A entidade também manteve inalterada a previsão de 4, sale 4% para este ano, apesar da turbulência nos mercados financeiros desde o último cálculo feito pela entidade.
Segundo seu relatório “Perspectivas Econômicas Mundiais”, divulgado hoje, o Brasil está entre os países da América do Sul nos quais, desde meados de 2006, “a receita líquida de capital aumentou rapidamente, com uma alta dos fluxos em bolsa e bancários”.
“A recente turbulência nos mercados financeiros globais tirou certo impulso destes fluxos”, acrescenta o documento.
Mas a expectativa para o Brasil e para outros países da região é de que “continuarão recebendo fluxos de capital substanciais, apesar de que deveriam se preparar para a possibilidade de uma maior volatilidade”, adverte o Fundo.
Assim como Colômbia, Paraguai e Peru, o país passa por um período de fortes entradas de capital na primeira metade de 2007. No Brasil, “as taxas cambiais se fortaleceram visivelmente, apesar das permanentes intervenções”.

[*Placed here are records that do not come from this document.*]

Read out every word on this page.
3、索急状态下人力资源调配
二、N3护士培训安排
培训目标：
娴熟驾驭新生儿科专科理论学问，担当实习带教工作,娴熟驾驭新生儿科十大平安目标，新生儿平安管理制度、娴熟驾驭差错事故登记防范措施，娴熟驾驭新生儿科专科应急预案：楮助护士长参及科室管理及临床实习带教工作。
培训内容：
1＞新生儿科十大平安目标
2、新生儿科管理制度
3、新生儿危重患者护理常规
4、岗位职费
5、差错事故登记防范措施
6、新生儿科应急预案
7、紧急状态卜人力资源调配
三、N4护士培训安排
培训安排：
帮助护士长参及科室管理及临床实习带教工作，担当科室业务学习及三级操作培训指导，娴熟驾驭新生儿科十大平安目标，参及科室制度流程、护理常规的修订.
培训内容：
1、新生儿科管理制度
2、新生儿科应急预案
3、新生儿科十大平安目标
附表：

Além disso, os influxos de divisas na primeira metade de 2007 no país foram o dobro do registrado no mesmo período de 2006, o que fez o real atingir o maior nível de valorização frente ao dólar em sete anos, apesar do que o FMI descreveu como “uma intensa intervenção” do Banco Central (BC).
A valorização do real “contribuiu para conter a inflação e isso deu espaço ao Banco Central para continuar diminuindo as taxas de juros”, acrescentou.
Em 2006, segundo o FMI, a economia do Brasil cresceu 3,7%, após um aumento de 2,9% no ano anterior.
O Fundo calcula agora que o Índice de Preços ao Consumidor (IPC) no Brasil subirá 3,6% em 2007, após registrar altas de 4,2% em 2006 e de 6,9% em 2005.
Em 2008, segundo a entidade, o país terá um aumento de 3,9% nos preços dos produtos consumidos.
A balança de conta corrente do Brasil, que em 2005 registrou um superávit equivalente a 1,6% do Produto Interno Bruto (PIB) e de 1,2% em 2006, encerrará o ano com um saldo positivo de 0,8% e 2008 com um superávit de 0,3%, segundo o FMI.